The top line shows valuations for Large Growth companies and the bottom line shows valuations for Small Value companies. The yellow line is the spread between the two. Large growth valuations are as high as they have ever been and not without reason! There may be perceived safety in some large stocks (Amazon, Apple, Facebook, Google, etc.) so investors are willing to pay for that. Investors may also have collective high hopes for the growth of those companies in the future. In the case of today’s large tech companies and the pandemic we are dealing with, those seem like reasonable assumptions to me. This is where the burden of those high expectations comes in.

How Expectations Influence the Future

Let me pause for a quick aside because there is another concept important to our understanding. Stock prices move because of changing information or changing expectations. If you follow markets closely, you see headlines like “Company X’s Q3 Earnings Beat Analyst Expectations” or “ABC Company Q4 Financials Fall Short of Expectations.” If future expectations are built into current prices then the reality of exceeding or falling short of those expectations will adjust the price up or down, respectively. It says nothing of what those expectations were—they could have been high or low—but the price moves solely because the company either beat them or came up short.

For those that may need another analogy here, think of it like the following equation that I’ve always used with my family:

Happiness = Reality – Expectations

In theory, I could provide a better reality for them, but isn’t it easier if I just tell them to lower their expectations? I joke, of course (sorry to my family who likely isn’t reading this anyway), but it’s the same concept as stock prices.

Stock Price Changes = Reality – Expectations

What It Means for Today

So we know both that expectations are historically high for large growth companies and that they need to exceed those expectations to have growth in their stock price. Essentially, investors have created a very high bar for future stock price increases. That does not mean they can’t exceed them! Expectations have been very high for those companies for the past several years and they have continued to outperform. It does, however, mean it’s getting harder to do so.

On the flip side, you have some Small Value companies with relatively low expectations. I don’t think that’s unreasonable in today’s environment. However, it does create a low bar.

The Large Growth companies have to continue to hit it out of the park to continue to see large gains in their stock prices. And they might! The Small Value companies may simply have to continue to exist to see large gains in their stock prices. And they may not! But if I’m looking for where the opportunities are over the next five-to-ten years, the odds are in our favor to hold more of the stocks with relatively low expectations.

Recent News

As an extremely short-term example, let’s look at the beginning of this week when Pfizer announced very positive results from their vaccine trials. Yes, it’s just a company press release about a small sample size, but the excitement seems to stem from the fact that their underlying method is being used by many other vaccines in development. Essentially, the odds of a vaccine sooner rather than later went up quite a bit.

In the two days following the announcement (and when I’m writing this), the S&P 500 (currently dominated by Large Growth companies) was relatively flat. Small Value companies, on the other hand, were up over 10%–a huge spread over two days. A bit of good news can go a long way when expectations are very low, and this was seemingly very good news. For the Large Growth companies, the good news simply fit in with the high expectations already priced in.

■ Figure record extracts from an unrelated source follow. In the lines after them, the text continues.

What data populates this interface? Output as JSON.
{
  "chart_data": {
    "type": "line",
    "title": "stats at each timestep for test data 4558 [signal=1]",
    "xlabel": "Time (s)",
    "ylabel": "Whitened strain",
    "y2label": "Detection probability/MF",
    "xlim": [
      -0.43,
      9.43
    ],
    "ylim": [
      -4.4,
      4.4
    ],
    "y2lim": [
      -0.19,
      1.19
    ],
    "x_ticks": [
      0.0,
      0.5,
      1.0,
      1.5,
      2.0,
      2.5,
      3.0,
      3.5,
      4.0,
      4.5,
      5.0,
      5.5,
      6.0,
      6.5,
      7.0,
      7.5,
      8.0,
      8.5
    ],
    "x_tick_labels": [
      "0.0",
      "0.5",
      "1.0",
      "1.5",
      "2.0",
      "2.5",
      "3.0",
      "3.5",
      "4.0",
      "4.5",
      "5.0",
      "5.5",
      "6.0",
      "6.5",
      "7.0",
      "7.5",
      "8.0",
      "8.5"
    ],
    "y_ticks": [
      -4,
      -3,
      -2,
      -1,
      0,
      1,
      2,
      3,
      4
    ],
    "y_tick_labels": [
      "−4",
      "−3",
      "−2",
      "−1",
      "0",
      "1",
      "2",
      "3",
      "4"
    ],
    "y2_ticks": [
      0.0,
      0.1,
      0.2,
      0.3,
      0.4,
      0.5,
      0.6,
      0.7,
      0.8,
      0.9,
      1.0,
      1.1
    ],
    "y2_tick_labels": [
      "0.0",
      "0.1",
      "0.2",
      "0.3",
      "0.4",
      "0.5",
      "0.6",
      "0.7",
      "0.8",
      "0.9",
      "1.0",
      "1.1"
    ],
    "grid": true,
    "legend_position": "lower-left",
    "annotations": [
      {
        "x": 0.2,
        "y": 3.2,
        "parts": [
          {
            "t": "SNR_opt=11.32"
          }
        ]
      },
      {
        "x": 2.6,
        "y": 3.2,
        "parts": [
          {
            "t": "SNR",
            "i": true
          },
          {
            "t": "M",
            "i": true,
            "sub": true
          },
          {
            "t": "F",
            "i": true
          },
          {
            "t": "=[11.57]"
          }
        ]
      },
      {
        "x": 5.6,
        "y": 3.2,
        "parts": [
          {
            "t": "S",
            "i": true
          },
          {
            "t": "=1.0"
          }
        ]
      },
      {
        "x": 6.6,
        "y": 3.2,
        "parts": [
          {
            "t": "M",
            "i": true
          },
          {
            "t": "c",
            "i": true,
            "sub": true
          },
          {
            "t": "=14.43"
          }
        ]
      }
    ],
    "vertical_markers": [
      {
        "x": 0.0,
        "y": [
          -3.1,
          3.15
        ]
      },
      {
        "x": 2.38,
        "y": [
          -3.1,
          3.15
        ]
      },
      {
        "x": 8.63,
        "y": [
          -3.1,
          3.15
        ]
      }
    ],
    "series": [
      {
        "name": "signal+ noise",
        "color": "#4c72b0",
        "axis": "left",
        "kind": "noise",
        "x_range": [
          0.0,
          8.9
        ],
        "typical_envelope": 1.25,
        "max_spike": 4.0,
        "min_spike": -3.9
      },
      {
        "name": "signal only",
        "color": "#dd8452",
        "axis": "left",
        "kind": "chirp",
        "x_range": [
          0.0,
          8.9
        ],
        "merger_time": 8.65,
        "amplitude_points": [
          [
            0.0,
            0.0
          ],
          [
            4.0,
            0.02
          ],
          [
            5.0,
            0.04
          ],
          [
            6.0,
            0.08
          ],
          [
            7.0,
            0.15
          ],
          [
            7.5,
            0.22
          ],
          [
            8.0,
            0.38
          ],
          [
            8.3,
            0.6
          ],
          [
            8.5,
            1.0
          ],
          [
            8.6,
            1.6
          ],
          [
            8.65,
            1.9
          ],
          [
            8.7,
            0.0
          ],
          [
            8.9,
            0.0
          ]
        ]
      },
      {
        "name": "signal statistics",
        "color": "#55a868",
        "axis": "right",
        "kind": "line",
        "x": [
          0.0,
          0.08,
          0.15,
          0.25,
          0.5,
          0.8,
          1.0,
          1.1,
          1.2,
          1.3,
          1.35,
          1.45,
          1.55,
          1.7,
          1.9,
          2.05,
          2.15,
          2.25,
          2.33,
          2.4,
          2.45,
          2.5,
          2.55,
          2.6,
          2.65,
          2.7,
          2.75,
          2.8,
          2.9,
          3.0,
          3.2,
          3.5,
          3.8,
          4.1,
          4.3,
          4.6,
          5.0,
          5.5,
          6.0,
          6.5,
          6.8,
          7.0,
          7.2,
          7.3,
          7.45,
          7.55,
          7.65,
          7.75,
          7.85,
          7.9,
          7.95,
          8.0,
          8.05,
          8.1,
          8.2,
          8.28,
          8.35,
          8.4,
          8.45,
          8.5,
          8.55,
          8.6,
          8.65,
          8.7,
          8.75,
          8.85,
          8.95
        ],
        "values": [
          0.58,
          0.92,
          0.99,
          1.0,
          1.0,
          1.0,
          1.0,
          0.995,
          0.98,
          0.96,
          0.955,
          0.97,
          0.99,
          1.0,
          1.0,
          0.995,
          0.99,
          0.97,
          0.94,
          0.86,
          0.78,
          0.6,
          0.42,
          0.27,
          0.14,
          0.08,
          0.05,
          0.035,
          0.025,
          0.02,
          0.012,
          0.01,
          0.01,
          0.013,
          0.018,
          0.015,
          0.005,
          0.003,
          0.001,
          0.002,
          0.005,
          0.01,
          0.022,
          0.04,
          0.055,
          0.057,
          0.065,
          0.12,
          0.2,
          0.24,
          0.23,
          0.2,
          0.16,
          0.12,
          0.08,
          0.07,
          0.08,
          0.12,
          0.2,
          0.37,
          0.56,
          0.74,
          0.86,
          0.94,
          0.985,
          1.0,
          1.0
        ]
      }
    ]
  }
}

A Good Company Does Not Necessarily Mean it’s a Good Stock

There is a reason that expectations are high for some companies and low for others. The rapid change in stock prices over the last few days doesn’t mean the airlines, as one example, are in better shape as companies than Apple, Google, or Netflix. Being a poorly run company or one that is facing external challenges, however, does not guarantee that it will have poor stock performance. That is the advantage of low expectations. Just as true is that being a better company does not guarantee good stock performance. That is the burden of high expectations.